About
Virginia Tech University Libraries, in collaboration with Virginia Tech Department of Computer Science and Old Dominion University Department of Computer Science recieved grant from Institute of Museum and Library Services for conducting research in Mining Electronic Theses and Dissertations (ETDs). The project is motivated by the following library and community needs. (1) Despite huge volumes of book-length documents in digital libraries, there is a lack of models offering effective and efficient computational access to these long documents. (2) Nationwide open access services for ETDs generally function at the metadata level. Much important knowledge and scientific data lie hidden in ETDs, and we need better tools to mine the content and facilitate the identification, discovery, and reuse of these important components. (3) A wide range of audiences can potentially benefit from this research, including but not limited to Librarians, Students, Authors, Educators, Researchers, and other interested readers.
Key Research Questions
- How can we effectively identify and extract key parts (chapters, sections, tables, figures, citations), in both born digital and page image formats?
- How can we develop effective automatic classification as well as chapter summarization techniques?
- How can our ETD digital library most effectively serve stakeholders?
Research Areas
In response to the above questions, we plan to compile an ETD corpus consisting of at least 50,000 documents from multiple institutional repositories. We will make the corpus inclusive and diverse, covering a range of degrees (master’s and doctoral), years, graduate programs (STEM and non-STEM), and authors (from HBCUs and non-HBCUs). Testing first with this sample, we will investigate three major research areas (RAs), outlined below.
RA 1: Document analysis and extraction,in which we experiment with machine/deep learning models for effective ETD segmentation and subsequent information extraction. Anticipated results of this research include new software tools that can be used and adapted by libraries for automatic extraction of structural metadata and document components (chapters, sections, figures, tables, citations, bibliographies) from ETDs — applied to both page image and born digital documents.
RA 2: Adding value,in which we investigate techniques and build machine/deep learning models to automatically summarize and classify ETD chapters.

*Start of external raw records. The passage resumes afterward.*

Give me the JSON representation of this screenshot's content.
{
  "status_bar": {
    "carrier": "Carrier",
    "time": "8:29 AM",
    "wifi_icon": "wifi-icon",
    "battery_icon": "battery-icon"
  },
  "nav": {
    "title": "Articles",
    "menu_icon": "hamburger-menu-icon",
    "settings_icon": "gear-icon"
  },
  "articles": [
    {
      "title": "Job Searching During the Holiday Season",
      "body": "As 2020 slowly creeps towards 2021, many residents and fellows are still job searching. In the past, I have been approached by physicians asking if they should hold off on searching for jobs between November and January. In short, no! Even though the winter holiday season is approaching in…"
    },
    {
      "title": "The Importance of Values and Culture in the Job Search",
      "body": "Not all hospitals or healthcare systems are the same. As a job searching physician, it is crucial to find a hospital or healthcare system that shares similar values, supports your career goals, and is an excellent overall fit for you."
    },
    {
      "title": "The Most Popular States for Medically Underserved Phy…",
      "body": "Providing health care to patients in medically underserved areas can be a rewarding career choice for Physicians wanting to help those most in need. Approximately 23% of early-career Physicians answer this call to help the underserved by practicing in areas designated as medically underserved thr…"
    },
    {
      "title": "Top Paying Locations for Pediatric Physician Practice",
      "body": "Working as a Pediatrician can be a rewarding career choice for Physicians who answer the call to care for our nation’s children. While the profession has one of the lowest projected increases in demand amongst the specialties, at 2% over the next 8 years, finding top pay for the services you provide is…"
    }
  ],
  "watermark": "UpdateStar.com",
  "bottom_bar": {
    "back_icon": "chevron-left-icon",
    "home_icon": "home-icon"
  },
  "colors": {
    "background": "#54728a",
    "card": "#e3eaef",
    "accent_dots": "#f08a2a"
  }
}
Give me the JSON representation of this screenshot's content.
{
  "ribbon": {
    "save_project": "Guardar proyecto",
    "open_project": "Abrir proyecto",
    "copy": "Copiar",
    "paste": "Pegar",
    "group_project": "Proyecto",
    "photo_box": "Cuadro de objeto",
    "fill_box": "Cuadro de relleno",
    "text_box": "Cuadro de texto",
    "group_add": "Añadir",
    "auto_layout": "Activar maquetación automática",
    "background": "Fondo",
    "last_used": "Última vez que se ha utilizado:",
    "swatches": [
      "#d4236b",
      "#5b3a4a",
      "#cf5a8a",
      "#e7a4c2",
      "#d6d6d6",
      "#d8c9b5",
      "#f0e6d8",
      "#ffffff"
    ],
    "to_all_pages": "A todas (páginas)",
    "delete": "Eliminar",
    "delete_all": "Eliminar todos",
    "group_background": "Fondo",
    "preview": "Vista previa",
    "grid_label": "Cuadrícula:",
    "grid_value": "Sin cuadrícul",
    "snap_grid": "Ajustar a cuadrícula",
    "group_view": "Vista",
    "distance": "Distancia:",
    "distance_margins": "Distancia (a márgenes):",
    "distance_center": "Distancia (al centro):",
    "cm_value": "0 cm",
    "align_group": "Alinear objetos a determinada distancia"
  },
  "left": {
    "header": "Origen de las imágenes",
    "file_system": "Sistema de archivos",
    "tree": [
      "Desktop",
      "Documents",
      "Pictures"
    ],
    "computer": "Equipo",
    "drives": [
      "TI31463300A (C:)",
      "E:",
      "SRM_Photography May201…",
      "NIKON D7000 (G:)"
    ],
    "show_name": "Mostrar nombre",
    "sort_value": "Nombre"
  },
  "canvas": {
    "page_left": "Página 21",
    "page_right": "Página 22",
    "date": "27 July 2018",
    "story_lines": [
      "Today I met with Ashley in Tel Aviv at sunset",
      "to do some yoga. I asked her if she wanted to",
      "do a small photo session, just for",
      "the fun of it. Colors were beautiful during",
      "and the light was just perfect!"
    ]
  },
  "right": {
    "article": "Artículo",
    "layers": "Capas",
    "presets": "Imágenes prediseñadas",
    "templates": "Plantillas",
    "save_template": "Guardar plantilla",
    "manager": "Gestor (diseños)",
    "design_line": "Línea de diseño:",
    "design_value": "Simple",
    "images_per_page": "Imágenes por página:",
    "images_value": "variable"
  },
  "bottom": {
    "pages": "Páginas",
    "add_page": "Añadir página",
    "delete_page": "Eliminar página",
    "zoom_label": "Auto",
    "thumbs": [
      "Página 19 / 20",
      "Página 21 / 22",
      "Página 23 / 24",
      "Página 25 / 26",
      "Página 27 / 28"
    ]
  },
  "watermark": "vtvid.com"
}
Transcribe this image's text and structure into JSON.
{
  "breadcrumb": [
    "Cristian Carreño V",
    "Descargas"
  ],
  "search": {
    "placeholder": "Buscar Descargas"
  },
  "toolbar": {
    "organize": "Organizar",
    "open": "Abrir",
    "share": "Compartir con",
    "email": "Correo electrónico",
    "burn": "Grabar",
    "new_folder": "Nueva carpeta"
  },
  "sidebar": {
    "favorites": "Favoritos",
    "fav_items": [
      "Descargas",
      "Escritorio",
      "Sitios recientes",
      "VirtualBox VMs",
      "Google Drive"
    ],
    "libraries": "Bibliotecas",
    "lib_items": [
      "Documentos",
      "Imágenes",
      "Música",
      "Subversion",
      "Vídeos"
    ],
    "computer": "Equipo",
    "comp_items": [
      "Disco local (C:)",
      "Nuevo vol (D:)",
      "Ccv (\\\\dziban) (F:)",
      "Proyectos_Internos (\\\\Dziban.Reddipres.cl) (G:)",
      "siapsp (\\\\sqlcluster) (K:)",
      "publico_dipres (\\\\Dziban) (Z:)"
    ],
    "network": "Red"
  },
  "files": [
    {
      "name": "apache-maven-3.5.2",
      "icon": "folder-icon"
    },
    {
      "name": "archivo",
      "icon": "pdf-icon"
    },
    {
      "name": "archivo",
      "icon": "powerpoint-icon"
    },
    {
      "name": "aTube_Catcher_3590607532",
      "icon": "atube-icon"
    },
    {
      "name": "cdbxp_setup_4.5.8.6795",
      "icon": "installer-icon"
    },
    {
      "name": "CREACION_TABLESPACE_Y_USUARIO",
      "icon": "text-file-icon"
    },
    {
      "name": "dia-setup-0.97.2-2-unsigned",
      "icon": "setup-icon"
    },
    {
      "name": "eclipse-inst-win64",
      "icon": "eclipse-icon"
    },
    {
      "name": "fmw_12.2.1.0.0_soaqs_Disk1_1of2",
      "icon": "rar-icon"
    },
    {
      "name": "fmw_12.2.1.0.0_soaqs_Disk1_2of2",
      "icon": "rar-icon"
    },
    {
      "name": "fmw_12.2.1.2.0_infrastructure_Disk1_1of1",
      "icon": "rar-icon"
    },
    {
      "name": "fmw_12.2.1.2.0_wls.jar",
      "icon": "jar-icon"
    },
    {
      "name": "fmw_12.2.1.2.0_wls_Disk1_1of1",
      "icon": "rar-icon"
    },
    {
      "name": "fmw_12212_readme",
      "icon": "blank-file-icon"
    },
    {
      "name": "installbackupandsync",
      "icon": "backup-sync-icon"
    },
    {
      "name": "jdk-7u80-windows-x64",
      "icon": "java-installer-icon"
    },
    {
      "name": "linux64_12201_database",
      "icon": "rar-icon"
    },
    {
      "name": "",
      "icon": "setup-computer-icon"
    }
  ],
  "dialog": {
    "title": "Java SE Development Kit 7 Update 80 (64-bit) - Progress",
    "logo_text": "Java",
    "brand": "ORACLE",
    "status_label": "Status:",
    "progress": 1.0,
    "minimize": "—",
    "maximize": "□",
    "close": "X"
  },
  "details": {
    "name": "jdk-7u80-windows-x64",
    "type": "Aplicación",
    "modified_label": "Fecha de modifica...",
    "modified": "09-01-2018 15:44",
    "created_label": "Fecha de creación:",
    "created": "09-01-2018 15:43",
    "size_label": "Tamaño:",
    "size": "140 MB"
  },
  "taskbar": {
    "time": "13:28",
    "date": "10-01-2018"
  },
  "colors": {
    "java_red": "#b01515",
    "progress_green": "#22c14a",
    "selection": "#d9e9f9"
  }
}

Anticipated results of this research include software implementations of a chapter-level text summarizer that generates paragraph-length summaries of ETD chapters, and a multi-label classifier that assigns subject categories to ETD chapters. Our aim is to develop software that can be adapted or replicated by libraries to add value to their existing ETD services.
RA 3: User services,in which we study users to identify and understand their information needs and information seeking behaviors, so that we may establish corresponding requirements for user interface and service components most useful for interacting with ETD content. Basing our design decisions on empirical evidence obtained from user analysis, we will construct a prototype system to demonstrate how these components can improve the user experience with ETD collections, and ultimately increase the capacity of libraries to provide access to ETDs and other long-form document content.
Our research aims to bear cutting-edge computer science and machine/deep learning technologies to advance discovery, use, and potential for reuse of the knowledge hidden in the text of books and book-length documents. In addition, by focusing on libraries’ ETD collections (where legal restrictions from book publishers generally are not applicable), our research will open this rich corpus of graduate research and scholarship, leverage ETDs to advance further research and education, and allow libraries to achieve greater impact.